There are those who profit off Nigeria by keeping it permanently schizophrenic and unstable. Yar’Adua is an extremely weak president, not for lack of ability but for his distracting ill health which makes him unstable; which forces him to focus more on the demands and government of his own body than the government of the republic and the demands of its public.

Yet, of course, the senate of the federal republic of Nigeria, made up mostly of PDPites, has declared that it does not see that Yar’Adua’s health constitutes any needs to worry regarding his capacity to continue to carry out his official functions as president and commander-in-chief of the Armed Forces.

But the consequence of the president’s ill-health is writ large on Nigerian affairs: in the terrible state of insecurity, in the riotous state of public finance; in the economic gridlock, and in the general lack of purpose or direction that characterizes this administration. The impression generally is so clearly woven to the reality: since Yar’Adua assumed office, Nigeria has not recorded any important steps or milestones.

There is nothing to which we can fully associate the Yar’Adua administration in terms of actual accomplishment. This is not even a slow government, it is a comatose government stymied and in search of directions.

The impression everywhere in the world is that Yar’Adua is merely a “transitional president” allowing for a little, meaningless interregnum, until something snaps in the backbone of Nigeria, that might trigger a full breakdown of the country or massive revolutionary anger, the extent of which no one is in a position to measure.

Besides this matter of impressions, there is also the matter of reality: the added cost to a poor and impoverished country like Nigeria, of servicing the health bills of an incontinent president, especially one who seeks routine medical attention or help from foreign hospitals and foreign doctors. And there, indeed, is the crux of my personal agro in this matter.

My beef is that the president has spent too much time administering his own health rather than the health of Nigeria. Secondly, Nigerians have been forced to pick the expensive health bills of a president at a cost no Nigerian knows. Perhaps it is time to publish the true cost to Nigerian tax papers of treating the president in expensive Hospitals in Germany and Saudi Arabia. The president has gone yet again to Saudi Arabia.

The office of the president as a result was forced to release  information on the state of the president’s health. He is currently admitted to a hospital in Saudi Arabia. The president, his media aide says, has a heart condition. Do we have Nigerian specialists capable of treating the president?

If we do not, why not? Why do we not have requisite medical facilities to which any Nigerian, including the president of Nigeria, could seek adequate palliation?

These presidential pilgrimages to hospitals in Saudi Arabia ought to give us all pause, particularly because we must ask, is it ethically prudent for the president of a country to seek expensive treatment in hospitals elsewhere while the citizens of the country he administers make do with the worst medical services in the world as Nigeria currently provides?

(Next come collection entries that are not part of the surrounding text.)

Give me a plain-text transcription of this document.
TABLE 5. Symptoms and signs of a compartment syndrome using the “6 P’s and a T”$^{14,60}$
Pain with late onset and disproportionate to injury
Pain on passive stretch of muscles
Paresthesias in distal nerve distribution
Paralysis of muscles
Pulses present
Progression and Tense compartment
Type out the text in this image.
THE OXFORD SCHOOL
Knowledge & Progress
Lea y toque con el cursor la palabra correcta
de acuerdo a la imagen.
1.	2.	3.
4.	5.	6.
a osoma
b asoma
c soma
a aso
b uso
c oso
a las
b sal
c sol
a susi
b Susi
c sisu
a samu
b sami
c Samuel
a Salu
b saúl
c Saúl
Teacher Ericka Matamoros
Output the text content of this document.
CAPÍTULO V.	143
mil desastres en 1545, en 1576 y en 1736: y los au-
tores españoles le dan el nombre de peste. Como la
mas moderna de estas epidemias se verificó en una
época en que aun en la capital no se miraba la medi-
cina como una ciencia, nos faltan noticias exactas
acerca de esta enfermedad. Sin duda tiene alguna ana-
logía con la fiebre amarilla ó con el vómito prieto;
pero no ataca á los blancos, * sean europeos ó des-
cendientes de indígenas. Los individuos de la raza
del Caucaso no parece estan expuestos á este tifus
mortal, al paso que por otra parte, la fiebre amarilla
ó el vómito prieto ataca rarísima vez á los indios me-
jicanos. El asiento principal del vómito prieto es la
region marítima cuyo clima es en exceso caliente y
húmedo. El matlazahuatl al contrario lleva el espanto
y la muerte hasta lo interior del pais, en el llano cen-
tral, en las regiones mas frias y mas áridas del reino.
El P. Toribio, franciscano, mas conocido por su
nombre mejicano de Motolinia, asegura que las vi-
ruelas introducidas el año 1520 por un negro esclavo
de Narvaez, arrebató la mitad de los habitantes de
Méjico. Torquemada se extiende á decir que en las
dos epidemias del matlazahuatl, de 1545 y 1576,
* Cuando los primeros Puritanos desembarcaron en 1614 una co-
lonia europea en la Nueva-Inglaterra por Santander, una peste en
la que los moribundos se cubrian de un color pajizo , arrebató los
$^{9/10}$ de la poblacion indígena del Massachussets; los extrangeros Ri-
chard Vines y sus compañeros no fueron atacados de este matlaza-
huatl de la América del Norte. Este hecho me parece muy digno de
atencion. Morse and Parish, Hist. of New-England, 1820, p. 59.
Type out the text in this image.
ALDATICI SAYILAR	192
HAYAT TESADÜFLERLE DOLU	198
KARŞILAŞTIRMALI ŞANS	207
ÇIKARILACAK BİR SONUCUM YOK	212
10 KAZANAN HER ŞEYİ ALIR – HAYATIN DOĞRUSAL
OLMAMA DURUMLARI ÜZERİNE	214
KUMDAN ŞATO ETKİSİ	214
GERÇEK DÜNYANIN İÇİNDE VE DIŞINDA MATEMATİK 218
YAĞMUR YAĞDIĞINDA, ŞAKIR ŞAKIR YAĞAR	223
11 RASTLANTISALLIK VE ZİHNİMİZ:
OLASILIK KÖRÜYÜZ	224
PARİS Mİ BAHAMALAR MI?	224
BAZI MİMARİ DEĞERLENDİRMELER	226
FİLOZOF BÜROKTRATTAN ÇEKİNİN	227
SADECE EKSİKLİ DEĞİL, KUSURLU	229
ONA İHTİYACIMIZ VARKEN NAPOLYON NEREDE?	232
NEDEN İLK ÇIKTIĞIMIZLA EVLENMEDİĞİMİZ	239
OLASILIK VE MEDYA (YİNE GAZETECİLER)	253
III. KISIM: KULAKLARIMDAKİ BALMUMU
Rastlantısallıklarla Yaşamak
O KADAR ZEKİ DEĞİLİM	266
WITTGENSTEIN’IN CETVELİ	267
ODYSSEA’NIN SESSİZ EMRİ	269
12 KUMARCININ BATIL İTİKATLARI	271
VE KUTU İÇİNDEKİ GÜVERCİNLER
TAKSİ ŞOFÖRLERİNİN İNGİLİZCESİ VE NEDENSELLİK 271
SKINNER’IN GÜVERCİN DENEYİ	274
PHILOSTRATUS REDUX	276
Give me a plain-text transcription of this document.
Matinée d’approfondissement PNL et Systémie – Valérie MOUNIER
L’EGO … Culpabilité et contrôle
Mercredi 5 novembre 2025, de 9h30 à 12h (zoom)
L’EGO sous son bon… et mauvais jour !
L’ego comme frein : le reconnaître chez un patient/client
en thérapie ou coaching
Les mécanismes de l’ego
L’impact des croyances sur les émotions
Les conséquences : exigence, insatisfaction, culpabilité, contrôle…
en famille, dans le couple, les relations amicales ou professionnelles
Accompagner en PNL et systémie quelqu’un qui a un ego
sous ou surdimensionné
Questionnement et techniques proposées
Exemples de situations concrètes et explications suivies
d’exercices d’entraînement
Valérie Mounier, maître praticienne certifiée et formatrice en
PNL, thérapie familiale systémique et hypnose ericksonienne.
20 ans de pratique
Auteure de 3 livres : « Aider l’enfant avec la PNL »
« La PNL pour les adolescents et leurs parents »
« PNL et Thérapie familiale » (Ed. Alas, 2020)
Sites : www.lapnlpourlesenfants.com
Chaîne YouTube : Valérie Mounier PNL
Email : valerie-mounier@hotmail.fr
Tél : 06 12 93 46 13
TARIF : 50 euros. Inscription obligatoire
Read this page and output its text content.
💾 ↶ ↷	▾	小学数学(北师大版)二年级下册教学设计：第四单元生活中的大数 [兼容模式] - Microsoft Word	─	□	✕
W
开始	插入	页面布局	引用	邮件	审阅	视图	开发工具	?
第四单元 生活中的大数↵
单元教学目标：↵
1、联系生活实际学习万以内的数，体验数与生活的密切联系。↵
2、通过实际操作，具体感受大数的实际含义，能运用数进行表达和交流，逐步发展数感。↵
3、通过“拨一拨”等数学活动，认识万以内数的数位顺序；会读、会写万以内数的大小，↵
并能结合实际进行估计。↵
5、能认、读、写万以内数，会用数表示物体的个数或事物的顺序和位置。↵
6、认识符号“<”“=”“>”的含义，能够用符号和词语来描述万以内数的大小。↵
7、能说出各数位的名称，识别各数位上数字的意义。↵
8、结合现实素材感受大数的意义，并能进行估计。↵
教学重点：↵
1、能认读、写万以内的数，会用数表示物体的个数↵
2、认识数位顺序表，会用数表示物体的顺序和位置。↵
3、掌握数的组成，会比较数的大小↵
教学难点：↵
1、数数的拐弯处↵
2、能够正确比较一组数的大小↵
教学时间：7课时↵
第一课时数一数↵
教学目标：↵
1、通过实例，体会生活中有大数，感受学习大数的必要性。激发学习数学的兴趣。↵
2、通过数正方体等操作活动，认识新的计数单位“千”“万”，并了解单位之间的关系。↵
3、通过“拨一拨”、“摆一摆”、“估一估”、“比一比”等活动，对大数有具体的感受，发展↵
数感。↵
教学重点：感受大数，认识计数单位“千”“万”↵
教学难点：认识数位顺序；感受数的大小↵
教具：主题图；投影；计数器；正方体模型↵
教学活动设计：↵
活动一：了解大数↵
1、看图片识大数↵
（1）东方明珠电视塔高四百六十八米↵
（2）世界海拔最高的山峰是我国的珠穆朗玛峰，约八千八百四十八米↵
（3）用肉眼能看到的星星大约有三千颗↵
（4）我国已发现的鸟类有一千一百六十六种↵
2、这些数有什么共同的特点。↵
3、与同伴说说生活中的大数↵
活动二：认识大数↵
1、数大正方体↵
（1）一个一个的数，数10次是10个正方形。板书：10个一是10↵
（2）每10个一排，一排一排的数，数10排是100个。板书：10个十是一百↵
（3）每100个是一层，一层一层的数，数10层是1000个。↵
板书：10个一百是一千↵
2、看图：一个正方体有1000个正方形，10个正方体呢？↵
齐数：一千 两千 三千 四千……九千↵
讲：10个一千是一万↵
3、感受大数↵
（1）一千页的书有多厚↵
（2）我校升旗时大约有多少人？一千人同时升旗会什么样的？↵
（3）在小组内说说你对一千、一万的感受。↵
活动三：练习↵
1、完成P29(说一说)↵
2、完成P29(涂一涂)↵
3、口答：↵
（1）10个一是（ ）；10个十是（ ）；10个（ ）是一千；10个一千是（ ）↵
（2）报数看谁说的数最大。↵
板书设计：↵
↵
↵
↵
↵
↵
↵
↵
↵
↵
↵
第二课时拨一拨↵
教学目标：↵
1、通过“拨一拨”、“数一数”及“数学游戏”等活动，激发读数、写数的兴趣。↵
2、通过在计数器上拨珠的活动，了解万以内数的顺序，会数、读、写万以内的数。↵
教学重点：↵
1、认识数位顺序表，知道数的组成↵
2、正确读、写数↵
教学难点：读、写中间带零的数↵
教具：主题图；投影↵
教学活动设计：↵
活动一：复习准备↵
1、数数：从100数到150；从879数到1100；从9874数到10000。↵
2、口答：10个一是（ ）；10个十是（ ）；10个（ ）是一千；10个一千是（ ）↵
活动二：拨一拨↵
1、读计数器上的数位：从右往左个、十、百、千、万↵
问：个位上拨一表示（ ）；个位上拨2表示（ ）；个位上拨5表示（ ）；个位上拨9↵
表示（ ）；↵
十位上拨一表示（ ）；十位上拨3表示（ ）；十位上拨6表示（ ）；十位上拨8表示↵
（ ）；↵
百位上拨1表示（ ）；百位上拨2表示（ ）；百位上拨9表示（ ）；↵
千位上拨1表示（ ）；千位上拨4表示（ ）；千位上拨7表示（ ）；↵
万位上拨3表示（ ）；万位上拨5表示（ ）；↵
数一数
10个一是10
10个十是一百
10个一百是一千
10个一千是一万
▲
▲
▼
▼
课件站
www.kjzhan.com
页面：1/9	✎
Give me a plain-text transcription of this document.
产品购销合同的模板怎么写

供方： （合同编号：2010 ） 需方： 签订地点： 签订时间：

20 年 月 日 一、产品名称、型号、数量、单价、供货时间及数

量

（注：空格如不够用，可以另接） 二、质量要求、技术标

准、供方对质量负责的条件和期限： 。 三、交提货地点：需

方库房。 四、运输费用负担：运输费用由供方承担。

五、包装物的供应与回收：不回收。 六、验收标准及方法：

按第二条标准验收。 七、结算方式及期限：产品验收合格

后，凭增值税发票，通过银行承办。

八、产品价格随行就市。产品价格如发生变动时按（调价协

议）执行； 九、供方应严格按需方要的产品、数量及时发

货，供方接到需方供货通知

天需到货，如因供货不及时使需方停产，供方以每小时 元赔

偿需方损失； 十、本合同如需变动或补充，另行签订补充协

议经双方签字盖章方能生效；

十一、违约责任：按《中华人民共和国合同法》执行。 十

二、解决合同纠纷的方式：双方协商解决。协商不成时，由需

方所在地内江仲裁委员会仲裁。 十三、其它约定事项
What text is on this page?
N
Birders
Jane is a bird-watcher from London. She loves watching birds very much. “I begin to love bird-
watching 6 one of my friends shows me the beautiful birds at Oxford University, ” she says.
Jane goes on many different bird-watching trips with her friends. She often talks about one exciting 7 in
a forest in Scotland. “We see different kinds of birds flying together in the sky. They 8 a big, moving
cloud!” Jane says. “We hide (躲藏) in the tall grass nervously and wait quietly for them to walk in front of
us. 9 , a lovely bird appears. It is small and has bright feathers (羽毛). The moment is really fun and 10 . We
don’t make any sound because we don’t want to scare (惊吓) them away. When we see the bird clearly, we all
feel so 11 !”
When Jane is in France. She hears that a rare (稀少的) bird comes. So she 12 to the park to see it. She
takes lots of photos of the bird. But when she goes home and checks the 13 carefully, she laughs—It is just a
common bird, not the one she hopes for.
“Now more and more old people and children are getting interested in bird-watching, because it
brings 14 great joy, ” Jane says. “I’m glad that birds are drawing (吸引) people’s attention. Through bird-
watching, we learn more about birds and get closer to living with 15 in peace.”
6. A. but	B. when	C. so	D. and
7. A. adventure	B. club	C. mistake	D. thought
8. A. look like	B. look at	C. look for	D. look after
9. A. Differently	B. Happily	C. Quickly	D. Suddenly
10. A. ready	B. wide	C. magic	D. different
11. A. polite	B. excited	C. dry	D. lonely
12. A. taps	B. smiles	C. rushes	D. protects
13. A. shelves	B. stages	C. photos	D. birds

The president must refrain from these expensive medical trips and be treated like his fellow Nigerians in hospitals in Nigeria. What we have is what he gets.

The privileges of the president must not be abused.
No president should be better than the country he swears to serve.

Nigerians should not pay for the president’s medical bills abroad in better built hospital systems of countries, which like Nigeria have earned money from oil, but who have unlike Nigeria used their oil revenue judiciously to build up infrastructure rather than steal and squirrel looted revenue abroad.

Thirdly, the health of the president has to be seen as a national security issue. No self-respecting country leaves the health of its political, intellectual, and economic leaders to the care of other nations. It is not only dangerous, it is insulting.

It goes to the roots of the question of sovereignty. Sovereignty should not be in name only. Finally, the Nigerian senate must now rise up to its duties and retire President Umar Yar Adua: the president’s frequent medical miles indicate rapidly declining ability.